Pratik açıdan ise, ChatGPT’nin bir filozof ve akademisyen olarak günlük hayatına etkileri büyük. Öğrencilerin bu sistemleri nasıl kullandığını değerlendirmekten, araştırmalarında ilginç fikirleri test etmeye kadar birçok alanda yapay zekâdan yararlandığını belirtiyor. Chalmers, bir noktada ChatGPT'yi zeki bir öğrenciye benzeterek, iyi bir düşünce partneri olabileceğini söylüyor.

Yapay Zekânın Sınırlarını Zorlayan Anlar

Chalmers, zaman zaman ChatGPT’nin zekâsını sınamak için klasik felsefi sorular yönelttiğini belirtiyor. Bu soruların başında şu geliyor: "Derece farkı ile tür farkı arasındaki fark, bir derece farkı mıdır yoksa bir tür farkı mı?"

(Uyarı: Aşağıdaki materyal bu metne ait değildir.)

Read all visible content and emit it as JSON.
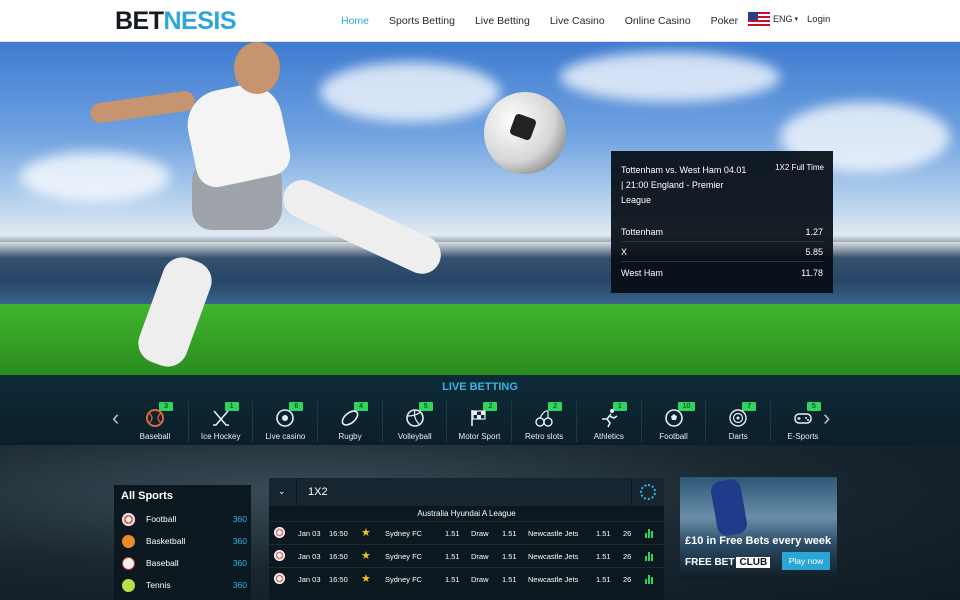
{
  "header": {
    "logo_a": "BET",
    "logo_b": "NESIS",
    "nav": [
      "Home",
      "Sports Betting",
      "Live Betting",
      "Live Casino",
      "Online Casino",
      "Poker"
    ],
    "lang": "ENG",
    "login": "Login"
  },
  "hero_odds": {
    "title": "Tottenham vs. West Ham 04.01 | 21:00  England - Premier League",
    "market": "1X2 Full Time",
    "rows": [
      {
        "label": "Tottenham",
        "odd": "1.27"
      },
      {
        "label": "X",
        "odd": "5.85"
      },
      {
        "label": "West Ham",
        "odd": "11.78"
      }
    ]
  },
  "live": {
    "title": "LIVE BETTING",
    "prev": "‹",
    "next": "›",
    "sports": [
      {
        "name": "Baseball",
        "count": "3"
      },
      {
        "name": "Ice Hockey",
        "count": "1"
      },
      {
        "name": "Live casino",
        "count": "6"
      },
      {
        "name": "Rugby",
        "count": "4"
      },
      {
        "name": "Volleyball",
        "count": "5"
      },
      {
        "name": "Motor Sport",
        "count": "2"
      },
      {
        "name": "Retro slots",
        "count": "2"
      },
      {
        "name": "Athletics",
        "count": "1"
      },
      {
        "name": "Football",
        "count": "10"
      },
      {
        "name": "Darts",
        "count": "7"
      },
      {
        "name": "E-Sports",
        "count": "5"
      }
    ]
  },
  "allsports": {
    "title": "All Sports",
    "items": [
      {
        "name": "Football",
        "count": "360"
      },
      {
        "name": "Basketball",
        "count": "360"
      },
      {
        "name": "Baseball",
        "count": "360"
      },
      {
        "name": "Tennis",
        "count": "360"
      }
    ]
  },
  "matches": {
    "tab": "1X2",
    "league": "Australia Hyundai A League",
    "rows": [
      {
        "date": "Jan 03",
        "time": "16:50",
        "home": "Sydney FC",
        "o1": "1.51",
        "draw": "Draw",
        "ox": "1.51",
        "away": "Newcastle Jets",
        "o2": "1.51",
        "more": "26"
      },
      {
        "date": "Jan 03",
        "time": "16:50",
        "home": "Sydney FC",
        "o1": "1.51",
        "draw": "Draw",
        "ox": "1.51",
        "away": "Newcastle Jets",
        "o2": "1.51",
        "more": "26"
      },
      {
        "date": "Jan 03",
        "time": "16:50",
        "home": "Sydney FC",
        "o1": "1.51",
        "draw": "Draw",
        "ox": "1.51",
        "away": "Newcastle Jets",
        "o2": "1.51",
        "more": "26"
      }
    ]
  },
  "promo": {
    "headline": "£10 in Free Bets every week",
    "club_a": "FREE BET",
    "club_b": "CLUB",
    "button": "Play now"
  },
  "colors": {
    "accent": "#2fa6d8",
    "badge": "#2fd45e",
    "dark_panel": "#0b1820"
  }
}
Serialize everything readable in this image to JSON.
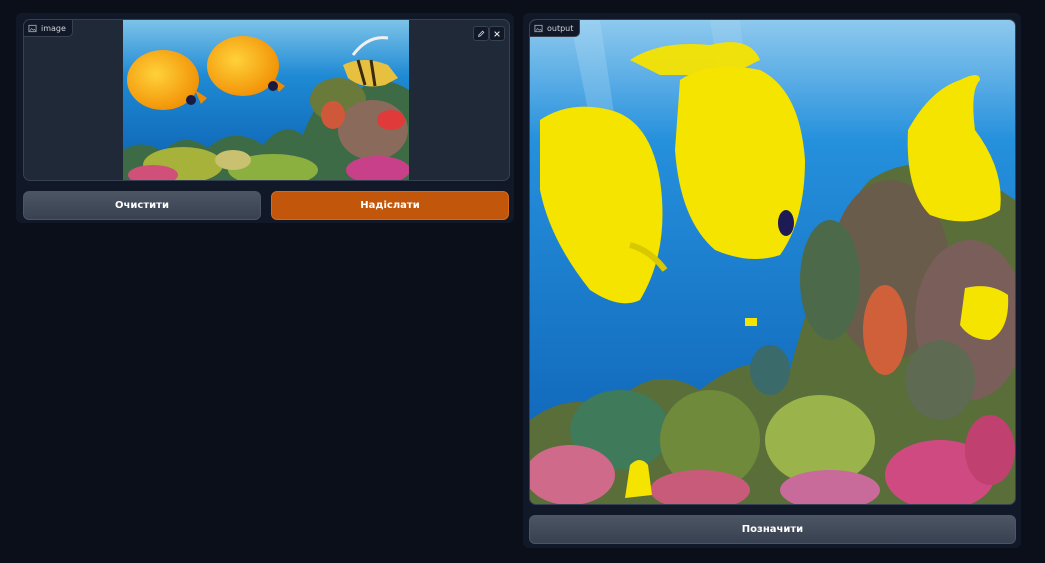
{
  "input": {
    "label": "image",
    "edit_icon": "pencil-icon",
    "close_icon": "close-icon"
  },
  "output": {
    "label": "output"
  },
  "buttons": {
    "clear": "Очистити",
    "submit": "Надіслати",
    "flag": "Позначити"
  },
  "colors": {
    "primary": "#c2570c",
    "background": "#0b0f19",
    "panel": "#111827"
  }
}
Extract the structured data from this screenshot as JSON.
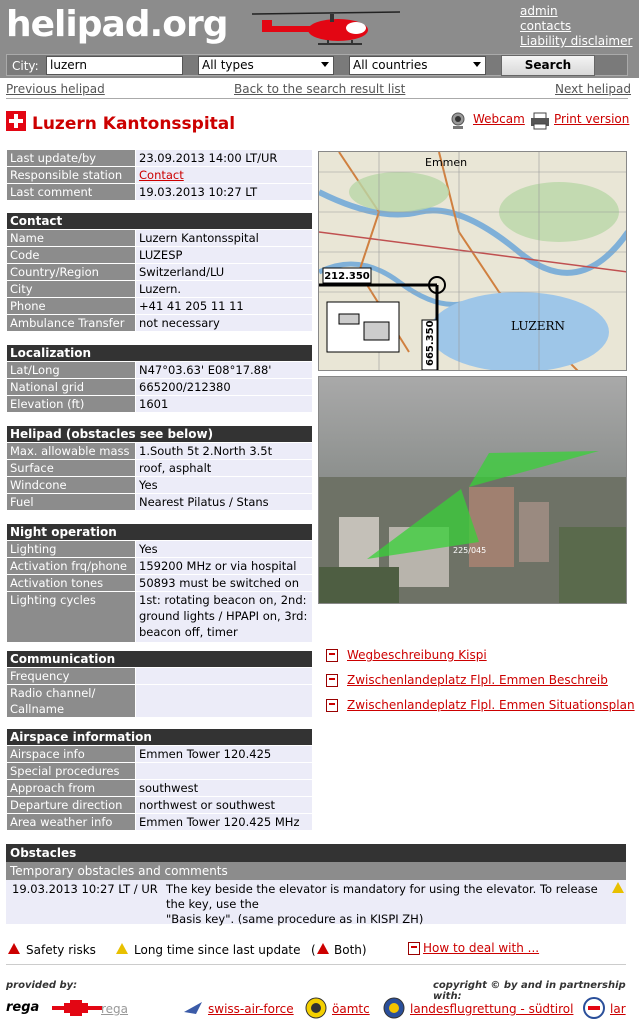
{
  "header": {
    "logo": "helipad.org",
    "links": [
      "admin",
      "contacts",
      "Liability disclaimer"
    ],
    "city_label": "City:",
    "city_value": "luzern",
    "type_select": "All types",
    "country_select": "All countries",
    "search_label": "Search"
  },
  "nav": {
    "previous": "Previous helipad",
    "back": "Back to the search result list",
    "next": "Next helipad"
  },
  "title": "Luzern Kantonsspital",
  "webcam_label": "Webcam",
  "print_label": "Print version",
  "meta": [
    {
      "k": "Last update/by",
      "v": "23.09.2013 14:00 LT/UR"
    },
    {
      "k": "Responsible station",
      "v": "Contact"
    },
    {
      "k": "Last comment",
      "v": "19.03.2013 10:27 LT"
    }
  ],
  "contact": {
    "heading": "Contact",
    "rows": [
      {
        "k": "Name",
        "v": "Luzern Kantonsspital"
      },
      {
        "k": "Code",
        "v": "LUZESP"
      },
      {
        "k": "Country/Region",
        "v": "Switzerland/LU"
      },
      {
        "k": "City",
        "v": "Luzern."
      },
      {
        "k": "Phone",
        "v": "+41 41 205 11 11"
      },
      {
        "k": "Ambulance Transfer",
        "v": "not necessary"
      }
    ]
  },
  "localization": {
    "heading": "Localization",
    "rows": [
      {
        "k": "Lat/Long",
        "v": "N47°03.63' E08°17.88'"
      },
      {
        "k": "National grid",
        "v": "665200/212380"
      },
      {
        "k": "Elevation (ft)",
        "v": "1601"
      }
    ]
  },
  "helipad": {
    "heading": "Helipad (obstacles see below)",
    "rows": [
      {
        "k": "Max. allowable mass",
        "v": "1.South 5t 2.North 3.5t"
      },
      {
        "k": "Surface",
        "v": "roof, asphalt"
      },
      {
        "k": "Windcone",
        "v": "Yes"
      },
      {
        "k": "Fuel",
        "v": "Nearest Pilatus / Stans"
      }
    ]
  },
  "night": {
    "heading": "Night operation",
    "rows": [
      {
        "k": "Lighting",
        "v": "Yes"
      },
      {
        "k": "Activation frq/phone",
        "v": "159200 MHz or via hospital"
      },
      {
        "k": "Activation tones",
        "v": "50893 must be switched on"
      },
      {
        "k": "Lighting cycles",
        "v": "1st: rotating beacon on, 2nd: ground lights / HPAPI on, 3rd: beacon off, timer"
      }
    ]
  },
  "communication": {
    "heading": "Communication",
    "rows": [
      {
        "k": "Frequency",
        "v": ""
      },
      {
        "k": "Radio channel/ Callname",
        "v": ""
      }
    ]
  },
  "airspace": {
    "heading": "Airspace information",
    "rows": [
      {
        "k": "Airspace info",
        "v": "Emmen Tower 120.425"
      },
      {
        "k": "Special procedures",
        "v": ""
      },
      {
        "k": "Approach from",
        "v": "southwest"
      },
      {
        "k": "Departure direction",
        "v": "northwest or southwest"
      },
      {
        "k": "Area weather info",
        "v": "Emmen Tower 120.425 MHz"
      }
    ]
  },
  "map": {
    "place": "LUZERN",
    "top_place": "Emmen",
    "coord_x": "212.350",
    "coord_y": "665.350"
  },
  "photo_caption": "225/045",
  "documents": [
    "Wegbeschreibung Kispi",
    "Zwischenlandeplatz Flpl. Emmen Beschreib",
    "Zwischenlandeplatz Flpl. Emmen Situationsplan"
  ],
  "obstacles": {
    "heading": "Obstacles",
    "sub": "Temporary obstacles and comments",
    "date": "19.03.2013 10:27 LT / UR",
    "text1": "The key beside the elevator is mandatory for using the elevator. To release the key, use the",
    "text2": "\"Basis key\". (same procedure as in KISPI ZH)"
  },
  "legend": {
    "safety": "Safety risks",
    "longtime": "Long time since last update",
    "both_open": "(",
    "both": "Both)",
    "howto": "How to deal with ..."
  },
  "footer": {
    "provided": "provided by:",
    "copyright": "copyright © by and in partnership with:",
    "rega_logo": "rega",
    "partners": [
      "rega",
      "swiss-air-force",
      "öamtc",
      "landesflugrettung - südtirol",
      "lar"
    ]
  },
  "colors": {
    "accent": "#cc0000",
    "header": "#8c8c8c",
    "section": "#333333",
    "row_bg": "#ececf8"
  }
}
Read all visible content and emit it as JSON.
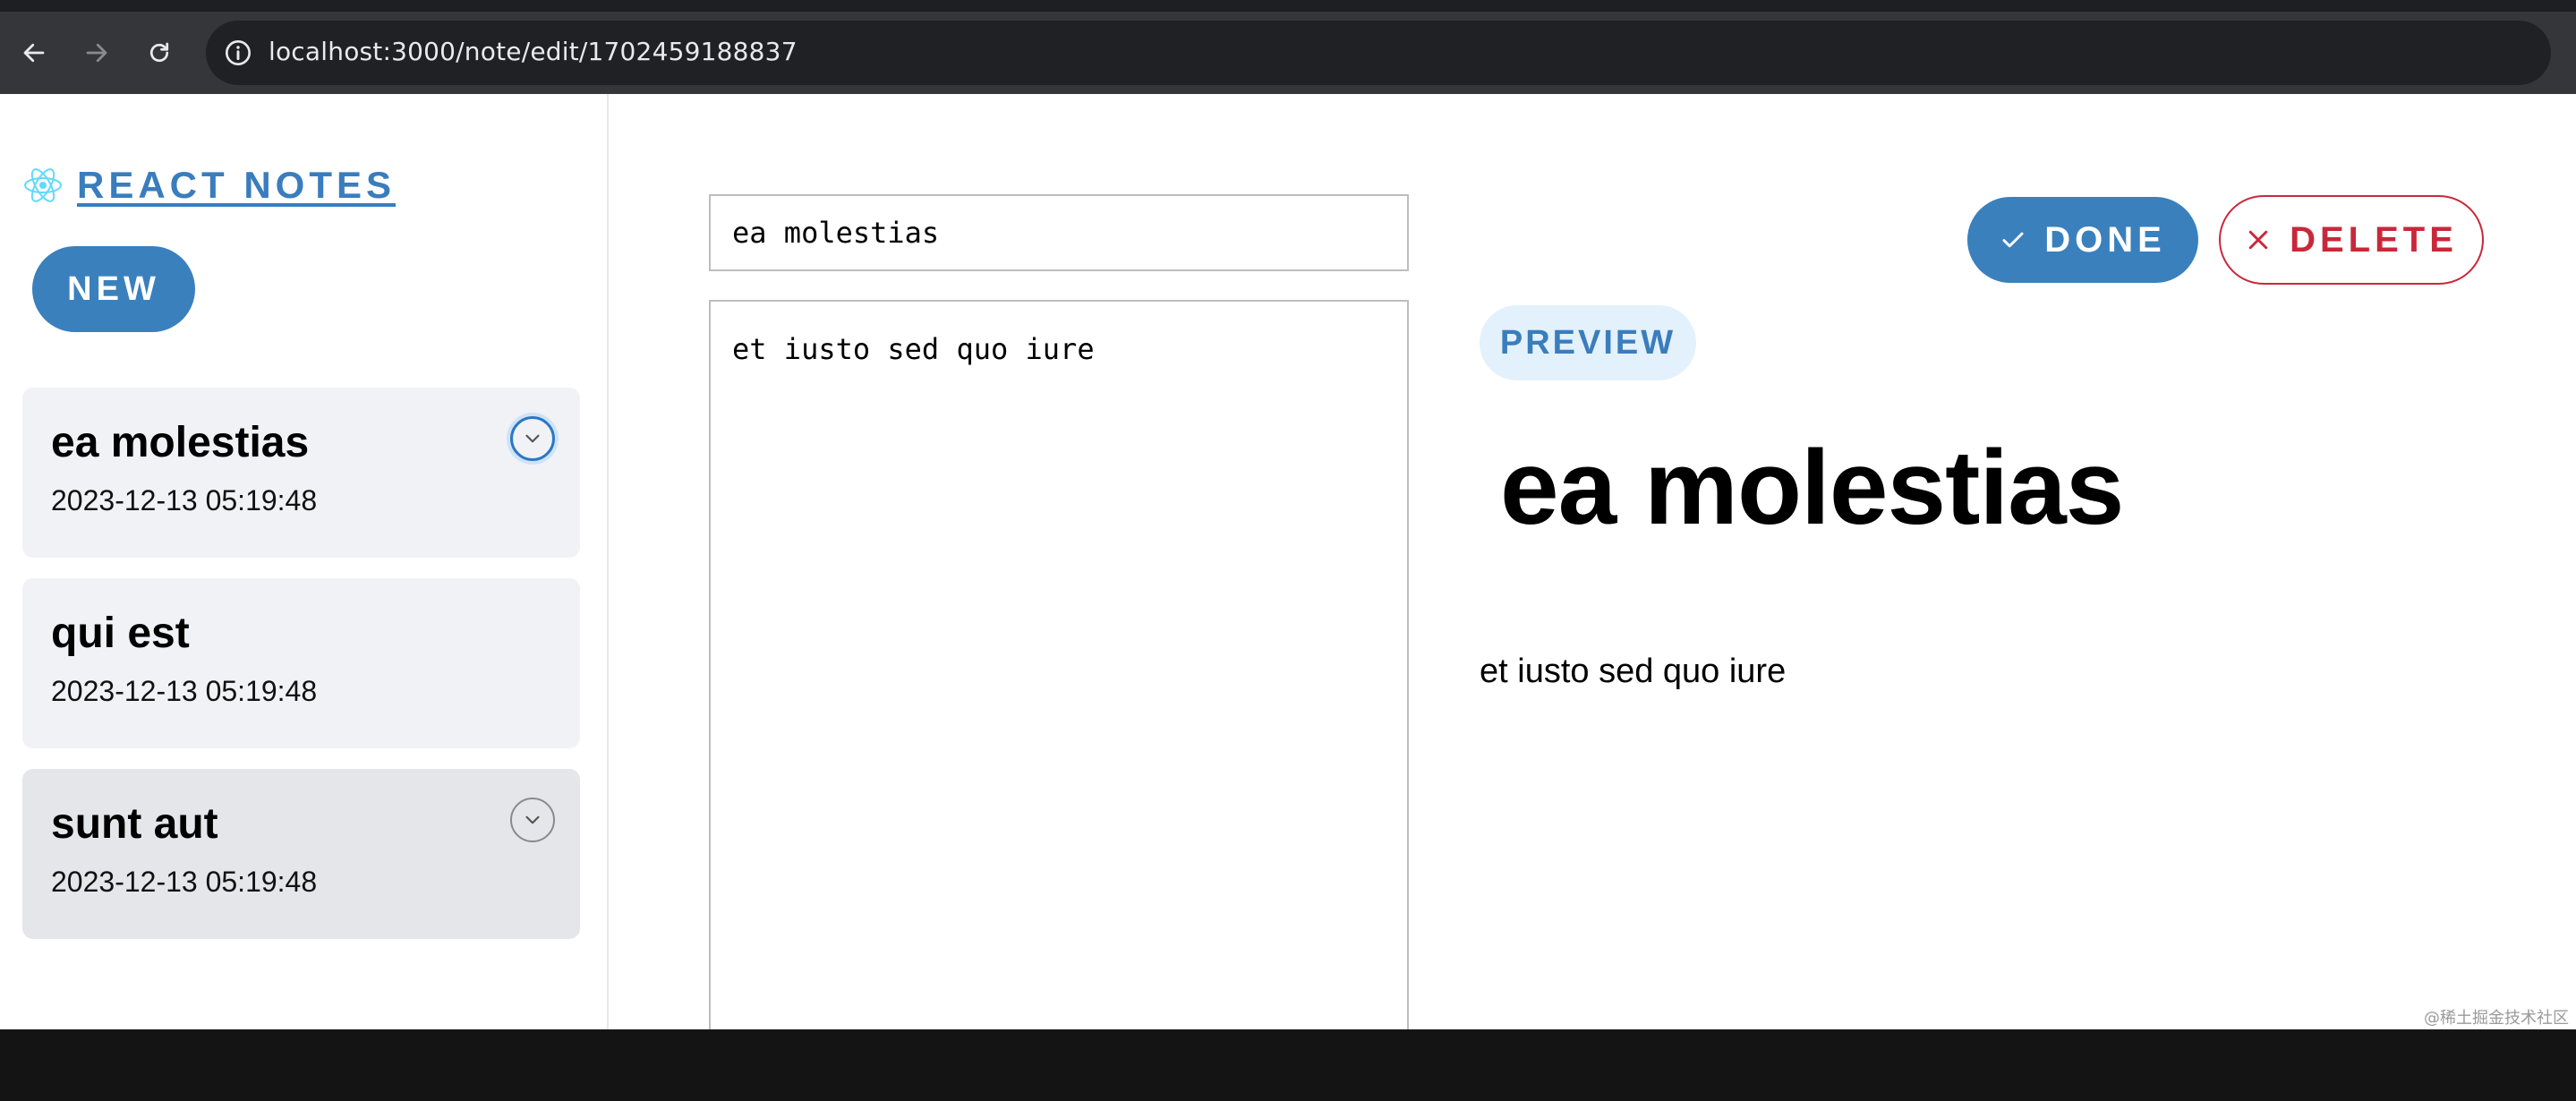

Bu oldukça karmaşık bir felsefi soru. Chalmers, 4 yıl önce ChatGPT-3’e bu soruyu yönelttiğinde yanıtın vasat olduğunu, ancak son modellerin çok daha iyi cevaplar verdiğini söylüyor. Hatta, bazı yanıtların birçok profesyonel filozofunkinden bile daha etkileyici olduğunu dile getiriyor.

Bu durum, büyük dil modellerinin sürekli geliştiğini gösterse de, Chalmers bir noktaya dikkat çekiyor: Acaba model, geçmişte kendisine yöneltilen sorular üzerinden mi eğitildi? Yani, yıllar içinde aynı soruların tekrar tekrar sorulması, modelin performansını yükseltiyor mu?

Yapay Zekâ Çağında Felsefenin Yeri

Chalmers için yapay zekânın geldiği nokta, felsefenin de evrim geçirmesi gerektiğini gösteriyor. Çünkü artık mesele "Eğer makineler bir gün bilinçli olursa?" şeklindeki spekülatif sorular değil. Bugün, bu makineler zaten var ve insan davranışına benzer şekilde çalışıyorlar.

Bu değişim, felsefenin sadece teori üretmekle kalmayıp, yapay zekâ sistemlerinin etik, bilinç ve insan kimliği üzerindeki etkilerini daha derinlemesine incelemesi gerektiğini gösteriyor. Chalmers, 30 yıl önce yapay zekâ laboratuvarlarında yapılan çalışmaların bugünkü büyük dil modellerine kıyasla çok ilkel kaldığını belirtiyor. Ancak son yıllarda yaşanan büyük sıçrama, insan-makine ilişkisini yeniden düşünmeyi gerektiriyor.

Washington Üniversitesi ile Bağı

Chalmers, akademik kariyerine Washington Üniversitesi'nde başladı. 1993-1995 yılları arasında burada doktora sonrası araştırmacı olarak görev yaptı. O dönemde yeni kurulmuş olan Felsefe, Nörobilim ve Psikoloji Programı (PNP) içinde yer aldı ve burada bilinç üzerine ilk kitabını yayımladı. Aynı zamanda, "Genişletilmiş Zihin" (Extended Mind) teorisini geliştiren çalışmalara katkıda bulundu.

Bugün, PNP programı dünyanın en saygın felsefe ve sinirbilim merkezlerinden biri olarak kabul ediliyor. Chalmers, bu programın temellerinin atıldığı dönemde orada bulunmaktan gurur duyduğunu belirtiyor ve 30 yıl sonra tekrar Washington Üniversitesi’ne dönmeyi sabırsızlıkla beklediğini ifade ediyor.

Sonuç

David Chalmers, yapay zekânın bilinç meselesini giderek daha ciddi bir felsefi tartışma hâline getirdiğini düşünüyor. ChatGPT gibi modeller henüz insan zekâsına tam anlamıyla ulaşamamış olsa da, bu sistemlerin sunduğu gelişmeler, felsefi düşünceyi yeniden şekillendiriyor.

Washington Üniversitesi’ndeki etkinlikte, Chalmers’ın "ChatGPT düşünebilir mi?" sorusuna nasıl yaklaştığını görmek, hem yapay zekâ hem de bilinç felsefesi açısından önemli içgörüler sağlayacak.